The Wreck of the Andrea Doria
A legendary ship, a monumental collision, and a miraculous rescue operation off the coast of nantucket.
Since the Sparrowhawk sank off Orleans in 1626, the Cape and Islands have seemingly crooned siren songs to thousands of ships, luring them to destruction in their shifting shoals. While “Cape Cod Girls” may be the best known of local sea shanties, “The Mermaid” may be the most apt, with its closing lines: “Three times around spun our gallant ship/And she sank to the bottom of the sea.” One of the most infamous of these lost vessels is the Andrea Doria, which rests on the ocean floor today about 53 miles southeast of Nantucket. She sank at 10:09 a.m. on July 26, 1956, some 11 hours after a freak collision with the Stockholm, a Swedish passenger liner. Nearly six decades later, mystery continues to drive interest in the Andrea Doria—because the collision never should have happened. After all, how can two large luxury liners crash into each other on the wide-open ocean?
Hailing from Genoa, the hometown of Christopher Columbus, the Andrea Doria was launched in 1951. At a length of 697 feet, the ship was neither the largest nor swiftest of her day; instead, Italian architect, Giulio Minoletti, designed the Andrea Doria for luxury—and for safety. According to the 2006 PBS documentary, The Sinking of the Andrea Doria, the ship carried plenty of lifeboats and had 11 watertight compartments “meant to keep her afloat even if two were breached.” In theory, the ship could have struck an iceberg without sinking. This attention to passenger safety contributed to the ship’s glowing reputation; at the time of her demise, the Andrea Doria had become an escape for the elite, an ocean-bound Aspen—or Nantucket—whose guest lists boasted such luminaries as Tennessee Williams, Elizabeth Taylor, Cary Grant, Orson Welles, and Kim Novak.

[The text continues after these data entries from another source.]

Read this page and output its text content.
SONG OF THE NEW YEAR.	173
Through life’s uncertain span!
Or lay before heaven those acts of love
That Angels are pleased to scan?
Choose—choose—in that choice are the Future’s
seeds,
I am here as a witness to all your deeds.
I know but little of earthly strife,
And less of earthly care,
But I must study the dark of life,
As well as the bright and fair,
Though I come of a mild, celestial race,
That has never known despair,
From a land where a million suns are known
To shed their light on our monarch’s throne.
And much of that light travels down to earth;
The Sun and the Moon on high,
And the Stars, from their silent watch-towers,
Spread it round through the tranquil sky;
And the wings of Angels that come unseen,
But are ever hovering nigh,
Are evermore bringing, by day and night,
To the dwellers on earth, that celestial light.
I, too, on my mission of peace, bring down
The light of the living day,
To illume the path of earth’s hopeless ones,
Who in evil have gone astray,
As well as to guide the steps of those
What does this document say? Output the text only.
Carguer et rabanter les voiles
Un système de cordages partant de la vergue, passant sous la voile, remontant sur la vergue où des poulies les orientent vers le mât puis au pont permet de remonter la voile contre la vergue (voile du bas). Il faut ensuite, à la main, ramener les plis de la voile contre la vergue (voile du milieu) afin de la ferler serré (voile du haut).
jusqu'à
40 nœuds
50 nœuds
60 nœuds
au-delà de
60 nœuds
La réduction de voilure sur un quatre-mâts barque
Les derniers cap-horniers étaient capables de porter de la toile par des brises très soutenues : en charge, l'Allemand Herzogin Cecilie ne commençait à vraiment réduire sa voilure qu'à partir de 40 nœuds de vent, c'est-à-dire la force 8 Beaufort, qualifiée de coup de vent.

Though only two lesser-known Hollywood actresses—Ruth Roman and Betsy Drake (Cary Grant’s third wife)—were passengers aboard the ship’s final voyage, the Andrea Doria’s fate drew a spotlight that would illuminate televisions across the globe for months, even years to come. On July 25, 1956, the final day of the vessel’s nine-day cruise from Genoa, the liner was bound for Manhattan at a brisk clip of 23 nautical miles per hour when, at around 3 p.m., she ran into fog near the Nantucket Lightship.
Captain Piero Calamai, a lifelong sailor from Genoa, sounded the fog alert and stayed on the bridge, but, according to the PBS documentary, he “made a less cautious decision that would haunt him the rest of his life.” Calamai barely reduced the ship’s speed, dropping only to 21.8 knots. The documentary continues, stating, “the rule of thumb is that a ship should never go fast enough she can’t stop in half the distance visible from the bridge; in heavy fog that evening, visibility was extremely limited.” Speed was but one of the factors in this boating disaster, though, and not all of the mistakes made were by those aboard the Andrea Doria.